Вот что распознал Венцель в этом взгляде, соединившем Бенедикта и Кристину. По тому, как глядел Руди на Кристину, он понял и то, что происходит с его сыном. Чапек еще не знал, кто эта женщина, откуда она здесь взялась, но он твердо знал, что будет бороться с ней.

И все же вечер удался. С огромными шницелями и картофельным салатом, с пивом и терпким вином, с солеными крендельками и шоколадным тортом. Дети скоро совсем расшалились, и матери увели их, чтобы уложить спать. Как обычно танцевали Снежный вальс и танго Жалюзи, во время исполнения которого аккордеонист всегда фальшивил. Председатель общества, как и опасались, затянул йодлер про эрцгерцога Иоанна. Руди сначала кружил Кристину в вальсе, а потом танцевал с ней буги-вуги, и Венцель вынужден был признать, что Кристина выглядела такой же счастливой, как его сын. Бенедикт в это время с рвением опустошал бутылку минеральной воды, на танцующих он не взглянул ни разу. Около полуночи — праздник был еще в самом разгаре — Венцель собрался уходить. Бенедикт и Руди как раз отошли от стола. Дружелюбно улыбаясь, Кристина спросила его о чем-то, он скупо ответил. Потом она замолчала, на них смотрели, все заметили эту чужую женщину; может быть, еще сегодня, а завтра-то уж наверняка, все будут говорить о ней и ее непонятных отношениях с Руди и Бенедиктом, строить предположения, делать сомнительные выводы. Венцель поднялся, объяснив, что ему нужно рано вставать, это была ложь; он подал Кристине руку и сказал:

— У меня есть к вам одна просьба.

— Какая? — спросила Кристина и посмотрела на него выжидательно.
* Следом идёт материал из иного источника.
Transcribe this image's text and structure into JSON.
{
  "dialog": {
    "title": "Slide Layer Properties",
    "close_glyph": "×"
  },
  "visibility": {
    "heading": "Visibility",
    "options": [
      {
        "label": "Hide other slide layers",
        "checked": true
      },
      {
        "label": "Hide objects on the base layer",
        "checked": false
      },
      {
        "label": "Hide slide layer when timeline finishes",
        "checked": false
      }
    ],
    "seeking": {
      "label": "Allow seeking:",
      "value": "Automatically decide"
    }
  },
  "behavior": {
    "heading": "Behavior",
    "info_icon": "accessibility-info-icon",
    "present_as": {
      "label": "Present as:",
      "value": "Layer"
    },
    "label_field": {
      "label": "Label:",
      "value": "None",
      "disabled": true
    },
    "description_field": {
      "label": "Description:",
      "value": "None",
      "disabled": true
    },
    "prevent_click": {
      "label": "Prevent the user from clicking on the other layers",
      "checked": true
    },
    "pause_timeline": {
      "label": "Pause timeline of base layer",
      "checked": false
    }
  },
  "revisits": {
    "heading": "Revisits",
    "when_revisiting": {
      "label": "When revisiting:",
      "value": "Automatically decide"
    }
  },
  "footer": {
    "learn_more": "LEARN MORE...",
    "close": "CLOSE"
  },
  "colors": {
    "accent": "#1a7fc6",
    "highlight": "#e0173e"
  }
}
— Не приходите к нам больше, — сказал Венцель Чапек.

Потом он медленно, без особой спешки пошел к выходу.


Венцель разгладил обложку газеты для садоводов и положил ее на стопку предыдущих номеров. Аккуратно сложенные, они лежали на подоконнике, наполовину прикрытые занавеской. Жаль, что так получается, подумал Венцель, ведь все опять наладилось. С тех пор как несколько забылась безобразная история с телевизором, их мужское хозяйство стало вестись по-старому: распределение обязанностей, вечера, как обычно, за шахматами или карточной игрой и скупыми беседами. Венцелю было ясно, что долго это не продлится, что Руди и Бенедикт в любом случае отдалятся от него. Но нельзя было допускать, чтобы это произошло из-за той женщины.


Зимой деревня продувалась всеми ветрами. Не было ни холма, ни леса, который умерил бы их силу. Они проносились над равниной, срывая снег с крыш, заставляя стлаться по земле дым из труб. Ивы на берегах замерзшей речушки, не сопротивляясь, гнулись в любую сторону. Когда жители деревни выходили на улицу, то сделав глубокий вдох, потом уже не открывали рта, чтобы пронизывающий ветер не морозил зубы.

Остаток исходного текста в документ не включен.